Critics of the measure succeeded in sidetracking it last week, and given their continued opposition, the decision to bring it back for more debate does not necessarily portend passage.
Reid and McConnell announced their plans in a brief, two-sentence statement that capped days of private negotiations by key senators as well as Bush's personal involvement.
"We met this evening with several of the senators involved in the immigration bill negotiations," they said. Based on that discussion, the immigration bill will return to the Senate floor after completion of an unrelated energy measure now undergoing debate.
At the White House, spokesman Scott Stanzel said: "We are encouraged by the announcement from Senate leaders that comprehensive immigration reform will be brought back up for consideration."

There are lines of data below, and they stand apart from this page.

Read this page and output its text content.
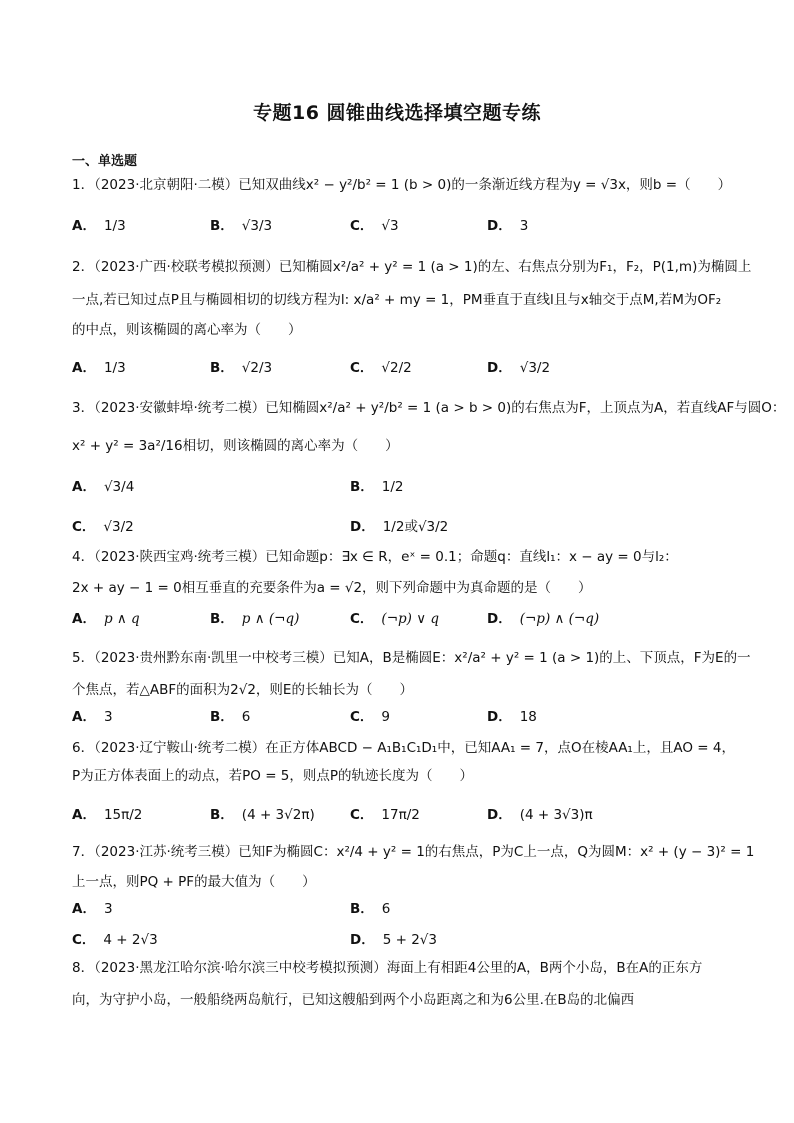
专题16 圆锥曲线选择填空题专练
一、单选题
1．（2023·北京朝阳·二模）已知双曲线x² − y²/b² = 1 (b > 0)的一条渐近线方程为y = √3x，则b =（　　）
A． 1/3	B． √3/3	C． √3	D． 3
2．（2023·广西·校联考模拟预测）已知椭圆x²/a² + y² = 1 (a > 1)的左、右焦点分别为F₁，F₂，P(1,m)为椭圆上
一点,若已知过点P且与椭圆相切的切线方程为l: x/a² + my = 1，PM垂直于直线l且与x轴交于点M,若M为OF₂
的中点，则该椭圆的离心率为（　　）
A． 1/3	B． √2/3	C． √2/2	D． √3/2
3．（2023·安徽蚌埠·统考二模）已知椭圆x²/a² + y²/b² = 1 (a > b > 0)的右焦点为F，上顶点为A，若直线AF与圆O：
x² + y² = 3a²/16相切，则该椭圆的离心率为（　　）
A． √3/4	B． 1/2
C． √3/2	D． 1/2或√3/2
4．（2023·陕西宝鸡·统考三模）已知命题p：∃x ∈ R，eˣ = 0.1；命题q：直线l₁：x − ay = 0与l₂：
2x + ay − 1 = 0相互垂直的充要条件为a = √2，则下列命题中为真命题的是（　　）
A． p ∧ q	B． p ∧ (¬q)	C． (¬p) ∨ q	D． (¬p) ∧ (¬q)
5．（2023·贵州黔东南·凯里一中校考三模）已知A，B是椭圆E：x²/a² + y² = 1 (a > 1)的上、下顶点，F为E的一
个焦点，若△ABF的面积为2√2，则E的长轴长为（　　）
A． 3	B． 6	C． 9	D． 18
6．（2023·辽宁鞍山·统考二模）在正方体ABCD − A₁B₁C₁D₁中，已知AA₁ = 7，点O在棱AA₁上，且AO = 4，
P为正方体表面上的动点，若PO = 5，则点P的轨迹长度为（　　）
A． 15π/2	B． (4 + 3√2π)	C． 17π/2	D． (4 + 3√3)π
7．（2023·江苏·统考三模）已知F为椭圆C：x²/4 + y² = 1的右焦点，P为C上一点，Q为圆M：x² + (y − 3)² = 1
上一点，则PQ + PF的最大值为（　　）
A． 3	B． 6
C． 4 + 2√3	D． 5 + 2√3
8．（2023·黑龙江哈尔滨·哈尔滨三中校考模拟预测）海面上有相距4公里的A，B两个小岛，B在A的正东方
向，为守护小岛，一般船绕两岛航行，已知这艘船到两个小岛距离之和为6公里.在B岛的北偏西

Two days ago, Bush made a rare visit to the Capitol for a meeting with Republican senators, when he urged them to give the bill a second chance. Earlier on Thursday, responding to a request from pivotal GOP senators, he threw his support behind a plan for $4.4 billion in immediate funding for "securing our borders and enforcing our laws at the work site."
Precise details of the rescue plan were not immediately disclosed.
In general, according to officials familiar with the discussions, Republicans and Democrats will each have 10-12 opportunities to amend the measure, with the hope that they would then combine to provide the 60 votes needed to overcome a filibuster by die-hard opponents.
Officials said the Bush-backed plan for accelerated funding would be among the changes to be voted on.
So, too, would a proposal by Sen. Kay Bailey Hutchison, R-Texas, to toughen a requirement for illegal immigrants to return to their home country before gaining legal status.